= Clark's rule =

Clark's rule is a medical term referring to a mathematical formula used to calculate the proper dosage of medicine for children aged 2–17 based on the weight of the patient and the appropriate adult dose. The formula was named after Cecil Belfield Clarke (1894–1970), a Barbadian physician who practiced throughout the UK, the West Indies and Ghana.

==Overview==
The procedure is to take the child's weight in pounds, divide by 150 lb, and multiply the fractional result by the adult dose to find the equivalent child dosage. For example, if an adult dose of medication calls for 30 mg and the child weighs 30 lb, divide the weight by 150 (30/150) to obtain 1/5 and multiply 1/5 times 30 mg to get 6 mg.

Though it is more common for physicians to use medications that have suggested manufacturer's doses for children, familiarity of Clark's rule is used as an additional layer of protection against potentially deadly medication errors in clinical practice.

==Fried's rule==
Similar to Clark's rule is Fried's rule, by which the formula is modified to be used for infants. The formula is nearly identical, except with the child's weight replaced by the infant's age in months.

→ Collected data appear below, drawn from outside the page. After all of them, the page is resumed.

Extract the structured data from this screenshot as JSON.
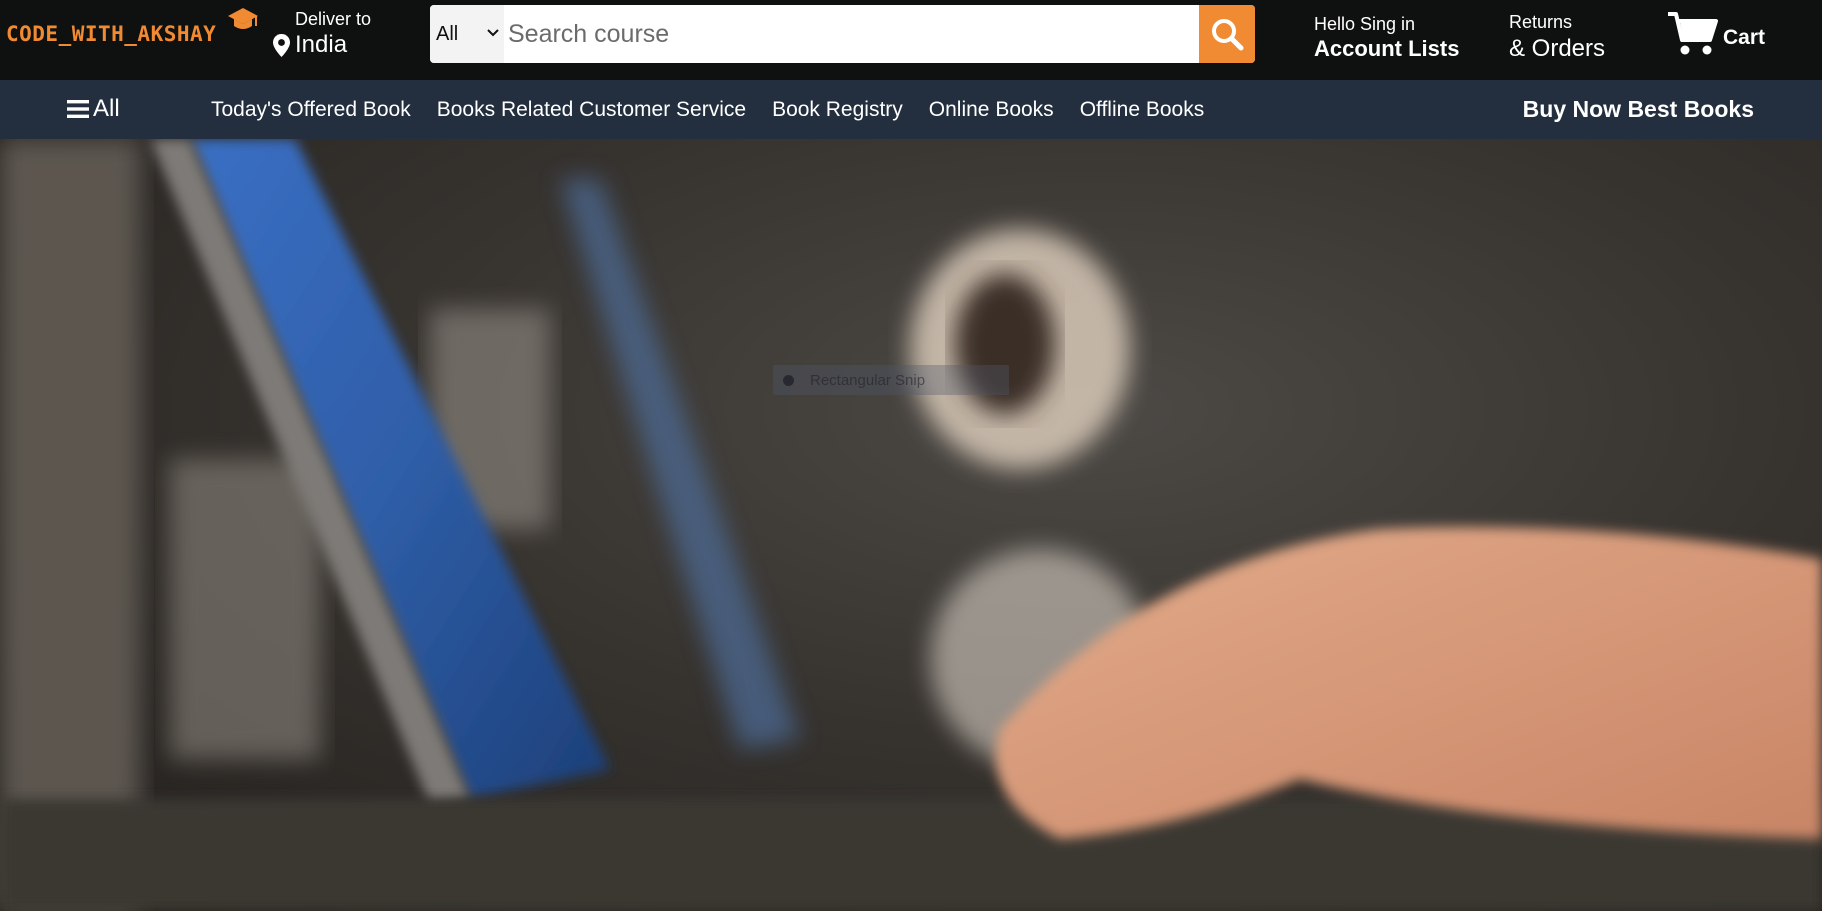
{
  "brand": {
    "logo_text": "CODE_WITH_AKSHAY"
  },
  "deliver": {
    "label": "Deliver to",
    "location": "India"
  },
  "search": {
    "category": "All",
    "placeholder": "Search course"
  },
  "account": {
    "greeting": "Hello Sing in",
    "lists": "Account Lists"
  },
  "returns": {
    "line1": "Returns",
    "line2": "& Orders"
  },
  "cart": {
    "label": "Cart"
  },
  "subnav": {
    "all_label": "All",
    "links": [
      "Today's Offered Book",
      "Books Related Customer Service",
      "Book Registry",
      "Online Books",
      "Offline Books"
    ],
    "promo": "Buy Now Best Books"
  },
  "hero": {
    "overlay_text": "Rectangular Snip"
  },
  "colors": {
    "accent": "#f08a33",
    "topbar": "#0f1111",
    "subnav": "#232f3e"
  },
  "icons": [
    "graduation-cap-icon",
    "location-pin-icon",
    "chevron-down-icon",
    "search-icon",
    "cart-icon",
    "menu-icon"
  ]
}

Fried's rule was named after Kalman Fried (1914–1999), an Israeli geneticist and pediatrician who developed his own formula while treating and observing children at the Hebrew University of Jerusalem-affiliated Hadassah Medical Center in the 1960s. Fried though was more renowned as a geneticist rather than a pediatrician.

==Young's rule==
The earlier Young's rule for calculating the correct dose of medicine for a child is similar: it states that the child dosage is equal to the adult dosage multiplied by the child's age in years, divided by the sum of 12 plus the child's age.

Young's rule was named after Thomas Young (1773–1829), an English polymath, physician and physicist.